A private affair by Beppe Fenoglio is one of those books powerful enough to make it extremely difficult to talk about them. Perhaps I should have waited for Liberation Day on April 25th for this post, since the Italian Resistance isn’t exactly made of the same matter of Easter amenities. It is important to note, however, that the horrible strain of terrorist attacks we have recently witnessed is generating toxic narratives and dangerous word choices, so perhaps a little bit of historical memory can help us look at the present with more unbiased eyes

A private affair is a book that breaks your heart, repeatedly. Not only because of the intellectual honesty to portray the Resistance as a terrible necessity and not like a myth to celebrate, or for the extremely human intensity of the characters: the novel is unfinished and we are orphaned of a story we can only imagine. This book, interrupted by the untimely death of the author, metaphorically recalls all the lives shattered by the war, and is only slightly less heart-wrenching than the Apology of History by Marc Bloch (who was murdered not by cancer, but by a Nazi firing squad).

World War II has left on the 20th century an enormous trail of blood that is impossible not to notice as soon as you begin studying the period. In the European mind, World War II is not a war but the war, as I anticipated in my post on the terrorist attacks in Paris last November.

Yet as we learn directly from Fenoglio’s title, even in the apocalyptic scenario of total conflict on such a  scale, the personal motives of individuals are and remain fundamental in determining the course of events. The reasoning which guided the Nuremberg Trials and a considerable amount of following legislation follows the principle of personal responsibility.
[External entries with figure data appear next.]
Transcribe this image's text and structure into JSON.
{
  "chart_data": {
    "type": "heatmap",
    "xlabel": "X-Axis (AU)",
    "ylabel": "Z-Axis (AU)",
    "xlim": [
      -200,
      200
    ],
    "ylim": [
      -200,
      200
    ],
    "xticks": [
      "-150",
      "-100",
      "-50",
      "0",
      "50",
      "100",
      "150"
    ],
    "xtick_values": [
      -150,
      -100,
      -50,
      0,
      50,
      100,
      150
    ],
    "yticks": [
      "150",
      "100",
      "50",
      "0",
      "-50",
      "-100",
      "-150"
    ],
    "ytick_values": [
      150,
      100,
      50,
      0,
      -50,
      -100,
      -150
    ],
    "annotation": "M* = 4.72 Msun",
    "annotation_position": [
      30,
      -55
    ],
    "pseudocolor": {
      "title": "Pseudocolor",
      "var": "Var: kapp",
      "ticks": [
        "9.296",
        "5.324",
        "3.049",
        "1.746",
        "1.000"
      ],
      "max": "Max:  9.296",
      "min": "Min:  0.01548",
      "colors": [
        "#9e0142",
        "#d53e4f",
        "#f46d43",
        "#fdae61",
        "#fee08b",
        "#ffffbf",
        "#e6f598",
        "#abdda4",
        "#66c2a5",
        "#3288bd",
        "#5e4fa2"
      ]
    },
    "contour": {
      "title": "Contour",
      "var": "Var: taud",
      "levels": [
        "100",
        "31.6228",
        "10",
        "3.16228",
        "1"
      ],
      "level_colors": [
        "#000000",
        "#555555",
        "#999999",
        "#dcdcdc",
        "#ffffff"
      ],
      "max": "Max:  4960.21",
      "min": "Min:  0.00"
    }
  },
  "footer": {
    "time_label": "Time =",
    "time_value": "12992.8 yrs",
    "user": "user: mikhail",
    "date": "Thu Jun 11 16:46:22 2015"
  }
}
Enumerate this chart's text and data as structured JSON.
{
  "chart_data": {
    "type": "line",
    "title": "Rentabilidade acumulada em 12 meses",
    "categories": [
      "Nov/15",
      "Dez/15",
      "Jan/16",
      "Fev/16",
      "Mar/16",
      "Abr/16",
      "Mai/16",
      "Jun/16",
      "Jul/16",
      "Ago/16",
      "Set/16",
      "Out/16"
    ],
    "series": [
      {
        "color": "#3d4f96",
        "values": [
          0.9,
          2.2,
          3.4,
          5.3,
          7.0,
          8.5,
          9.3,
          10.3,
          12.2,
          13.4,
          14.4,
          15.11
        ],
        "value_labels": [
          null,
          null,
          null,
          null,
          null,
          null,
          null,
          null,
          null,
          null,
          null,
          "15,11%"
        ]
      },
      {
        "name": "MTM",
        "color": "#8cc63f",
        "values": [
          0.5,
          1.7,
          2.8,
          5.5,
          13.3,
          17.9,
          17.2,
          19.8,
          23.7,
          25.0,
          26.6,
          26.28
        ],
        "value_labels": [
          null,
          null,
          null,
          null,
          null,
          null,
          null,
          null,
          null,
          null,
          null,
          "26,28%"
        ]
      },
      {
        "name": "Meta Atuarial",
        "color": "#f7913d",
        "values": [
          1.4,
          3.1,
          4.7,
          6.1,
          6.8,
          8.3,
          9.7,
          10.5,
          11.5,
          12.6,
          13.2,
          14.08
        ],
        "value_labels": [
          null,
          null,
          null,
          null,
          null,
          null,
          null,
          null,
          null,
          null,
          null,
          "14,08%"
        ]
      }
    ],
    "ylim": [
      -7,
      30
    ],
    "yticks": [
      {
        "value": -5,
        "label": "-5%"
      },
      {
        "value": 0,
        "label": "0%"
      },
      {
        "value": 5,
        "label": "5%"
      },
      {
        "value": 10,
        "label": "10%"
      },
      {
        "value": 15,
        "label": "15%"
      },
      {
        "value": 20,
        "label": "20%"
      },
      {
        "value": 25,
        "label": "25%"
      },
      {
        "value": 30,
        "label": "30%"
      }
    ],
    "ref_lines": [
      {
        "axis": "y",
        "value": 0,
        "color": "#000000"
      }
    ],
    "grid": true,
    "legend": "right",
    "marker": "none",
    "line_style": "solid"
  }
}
Any forgetfulness in the face of this historical lesson occurs at our peril. Many of the knee-jerk reactions to today’s terrorist attacks appear to dismiss history, at least as far as the European situation is concerned. Other countries in the world are unfortunately living diffused terrorism on a scale that resembles civil war scenarios; but especially in the light of Europe’s violent past throughout the centuries, claiming that Europe today is at war is either misguided or dishonest.

In this last case, the toxic narrative of war on terrorism has substituted the more accurate definition of fight against terrorism; there can be no war where there is no recognized juridical subject. And terrorists are not a recognized juridical subject by definition. If European citizens born and raised in Europe wake up one morning and decide to kill random strangers, it’s a problem of public order motivated by personal reasons. A number of private affairs which thrive on a destructive ideology (and it doesn’t matter if we’re talking about radical Islam or Neo-Nazism).

There is no geopolitical explanation that may absolve these individuals from their personal responsibility; and exactly because the social problem is on the individual level, it is similarly wrong to accuse entire categories (be they refugees, immigrants or Muslims in general) or claim that these attacks are provoked by the foreign politics of the affected nations.

If anything, the root of the problem lies in domestic policies and local administrations allowing marginalized segments of the population to consider extreme gestures (and I find it hard to imagine anything more extreme than a suicide bombing) as the only solution for social payback. Stripping away the ideology, the jihadist that blows himself up in the underground has more in common with the American teenager shooting his classmates than with the Kurdish combatant operating in the framework of a well-defined resistance.

Europe and other nations are facing an enormous problem for public order; and the solution lies inside and not outside its borders. No special laws are required, simply law enforcement doing its job (without political interference). Solving private affairs according to the laws of a democratic state.